Apoptotic protease-activating factor 1. A protein of the STAND class of P-loop ATPases that is central to initiating apoptosis upon mitochondrial cytochrome C release into the cytosol. In addition to the STAND ATPase module, Apaf-1 contains an N-terminal CARD and C-terminal WD-40 repeats. The formation of the apoptosome and activation of caspase 9 upon cytochrome C binding was a biochemical model that significantly influenced early NLR studies.

ASC

Apoptosis-associated speck-like protein containing a CARD. Also called PYCARD and TMS1. Adaptor protein that contains a PYD and CARD allowing for inflammasome recruitment of pro-caspase 1.

STAND

A subgroup of the AAA+ ATPase superfamily that includes both apoptotic (AP)-ATPases as well as NACHT ATPases. The model for STAND protein function involves ADP binding stabilizing a closed, inactive state, and exchange for ATP triggers a conformational change to the open, active state.

SXY cis-elements

A regulatory module comprising four elements: S or W box, X1 box, X2 box and the Y box. When bound by their cognate transcription factors, these sites allow for assembly of the MHC enhanceosome.

cryopyrin-induced autoinflammatory syndromes (CAPS)

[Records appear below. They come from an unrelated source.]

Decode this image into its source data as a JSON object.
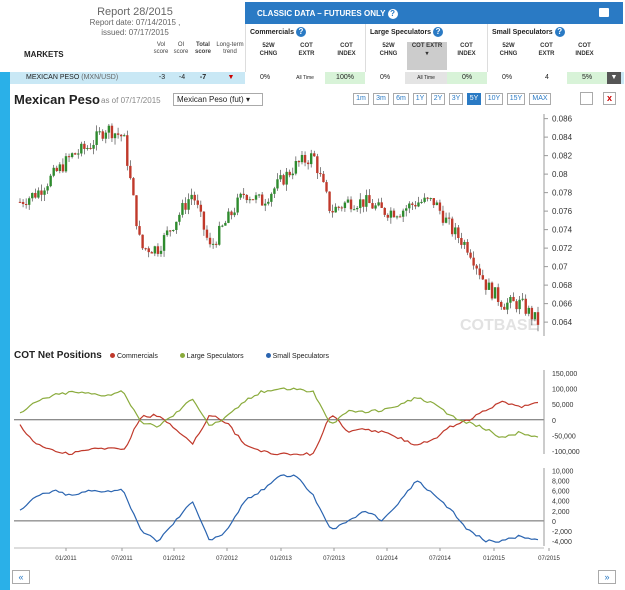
{
  "report": {
    "title": "Report 28/2015",
    "date": "Report date: 07/14/2015 ,",
    "issued": "issued: 07/17/2015"
  },
  "markets_label": "MARKETS",
  "score_cols": [
    "Vol score",
    "OI score",
    "Total score",
    "Long-term trend"
  ],
  "classic": {
    "label": "CLASSIC DATA – FUTURES ONLY",
    "help": "?"
  },
  "groups": [
    {
      "title": "Commercials",
      "cols": [
        "52W CHNG",
        "COT EXTR",
        "COT INDEX"
      ]
    },
    {
      "title": "Large Speculators",
      "cols": [
        "52W CHNG",
        "COT EXTR",
        "COT INDEX"
      ]
    },
    {
      "title": "Small Speculators",
      "cols": [
        "52W CHNG",
        "COT EXTR",
        "COT INDEX"
      ]
    }
  ],
  "market_row": {
    "name": "MEXICAN PESO",
    "code": "(MXN/USD)",
    "vol": "-3",
    "oi": "-4",
    "total": "-7",
    "values": [
      "0%",
      "All Time",
      "100%",
      "0%",
      "All Time",
      "0%",
      "0%",
      "4",
      "5%"
    ]
  },
  "chart": {
    "title": "Mexican Peso",
    "asof": "as of 07/17/2015",
    "instrument": "Mexican Peso (fut)",
    "ranges": [
      "1m",
      "3m",
      "6m",
      "1Y",
      "2Y",
      "3Y",
      "5Y",
      "10Y",
      "15Y",
      "MAX"
    ],
    "active_range": "5Y",
    "watermark": "COTBASE",
    "close": "x"
  },
  "net_positions": {
    "title": "COT Net Positions",
    "legend": [
      "Commercials",
      "Large Speculators",
      "Small Speculators"
    ],
    "colors": {
      "commercials": "#c0392b",
      "large": "#8aab3c",
      "small": "#2a64b0"
    }
  },
  "nav": {
    "prev": "«",
    "next": "»"
  },
  "chart_data": [
    {
      "type": "candlestick",
      "ylim": [
        0.0625,
        0.0865
      ],
      "yticks": [
        "0.086",
        "0.084",
        "0.082",
        "0.08",
        "0.078",
        "0.076",
        "0.074",
        "0.072",
        "0.07",
        "0.068",
        "0.066",
        "0.064"
      ],
      "x": [
        "2010-07",
        "2010-09",
        "2010-11",
        "2011-01",
        "2011-03",
        "2011-05",
        "2011-07",
        "2011-09",
        "2011-11",
        "2012-01",
        "2012-03",
        "2012-05",
        "2012-07",
        "2012-09",
        "2012-11",
        "2013-01",
        "2013-03",
        "2013-05",
        "2013-07",
        "2013-09",
        "2013-11",
        "2014-01",
        "2014-03",
        "2014-05",
        "2014-07",
        "2014-09",
        "2014-11",
        "2015-01",
        "2015-03",
        "2015-05",
        "2015-07"
      ],
      "values": [
        0.077,
        0.078,
        0.08,
        0.082,
        0.083,
        0.085,
        0.084,
        0.072,
        0.072,
        0.075,
        0.078,
        0.072,
        0.075,
        0.078,
        0.077,
        0.079,
        0.081,
        0.082,
        0.076,
        0.077,
        0.077,
        0.076,
        0.076,
        0.077,
        0.077,
        0.074,
        0.072,
        0.068,
        0.066,
        0.066,
        0.064
      ]
    },
    {
      "type": "line",
      "yticks": [
        "150,000",
        "100,000",
        "50,000",
        "0",
        "-50,000",
        "-100,000"
      ],
      "ylim": [
        -110000,
        160000
      ],
      "series": [
        {
          "name": "Commercials",
          "values": [
            -20000,
            -80000,
            -100000,
            -110000,
            -95000,
            -90000,
            -100000,
            10000,
            15000,
            -30000,
            -80000,
            20000,
            -10000,
            -80000,
            -100000,
            -110000,
            -110000,
            -110000,
            20000,
            -40000,
            -30000,
            -40000,
            -60000,
            -80000,
            -60000,
            -20000,
            0,
            30000,
            60000,
            40000,
            60000
          ]
        },
        {
          "name": "Large Speculators",
          "values": [
            20000,
            60000,
            80000,
            90000,
            85000,
            80000,
            90000,
            -10000,
            -20000,
            20000,
            70000,
            -20000,
            10000,
            60000,
            90000,
            100000,
            100000,
            90000,
            -20000,
            30000,
            25000,
            30000,
            50000,
            70000,
            50000,
            10000,
            -10000,
            -30000,
            -60000,
            -40000,
            -60000
          ]
        }
      ]
    },
    {
      "type": "line",
      "yticks": [
        "10,000",
        "8,000",
        "6,000",
        "4,000",
        "2,000",
        "0",
        "-2,000",
        "-4,000"
      ],
      "ylim": [
        -5000,
        10500
      ],
      "x_ticks": [
        "01/2011",
        "07/2011",
        "01/2012",
        "07/2012",
        "01/2013",
        "07/2013",
        "01/2014",
        "07/2014",
        "01/2015",
        "07/2015"
      ],
      "series": [
        {
          "name": "Small Speculators",
          "values": [
            2000,
            5000,
            6000,
            5000,
            6000,
            6000,
            6000,
            -2000,
            -4000,
            0,
            4000,
            -4000,
            -2000,
            4000,
            6000,
            9000,
            9000,
            5000,
            -2000,
            0,
            2000,
            0,
            4000,
            8000,
            5000,
            2000,
            -2000,
            -4000,
            -4000,
            -3000,
            -4000
          ]
        }
      ]
    }
  ]
}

Autoinflammatory diseases caused by gain-of-function mutations in NLRP3 (cryopyrin).

AIM2

Absent in melanoma 2. An innate immune sensor that detects cytosolic dsDNA resulting in inflammasome formation. AIM2 is composed of an N-terminal PYD and a C-terminal dsDNA-binding HIN domain distinguishing it from NLR inflammasome proteins.

NR100

N-terminal domain of rodent Nlrp1 proteins, approximately 100 amino acids. Whereas human NLRP1 possesses an N-terminal PYD, mouse Nlrp1 proteins contain this sequence of unknown function. Alphafold predicts this region to be mostly disordered.

T3SS

Type III secretion system. A multiprotein membrane apparatus present in gram-negative bacteria used to inject proteins into host cytosol. Components of this nanomachine trigger NAIP/NLRC4 inflammasome assembly.

Inflammasomopathies

Autoinflammatory diseases resulting from gain-of-function mutations in inflammasome-forming NLRs.

Anakinra

A short-acting human recombinant IL-1receptor (IL-1R) antagonist that can competitively inhibit the binding of IL-1β and IL-1α to IL-1R and block IL-1 signal transduction.

imprinting disorder

Diseases caused by genetic defects or epigenetic mutations affecting imprinted chromosomal regions or genes that are expressed in a parent-of-origin specific manner.

hydatidiform moles

A hydatifiform mole is a rare condition in which tissue around a fertilized egg that would normally have developed into the placenta instead develops as an abnormal mass of cells.

M2-like macrophages

M1’ and ‘M2’ are classifications historically used to define macrophages activated in vitro as pro-inflammatory (when ‘classically’ activated with IFNγ and LPS) or anti-inflammatory (when ‘alternatively’ activated with IL-4 or IL-10), respectively. However, in vivo macrophages are highly specialized, transcriptomically dynamic and extremely heterogeneous with regards to their phenotypes and functions, which are continuously shaped by their tissue microenvironment. Therefore, the M1 or M2 classification is too simplistic to explain the true nature of in vivo macrophages, although these terms are still often used to indicate whether the macrophages in question are more pro- or anti-inflammatory.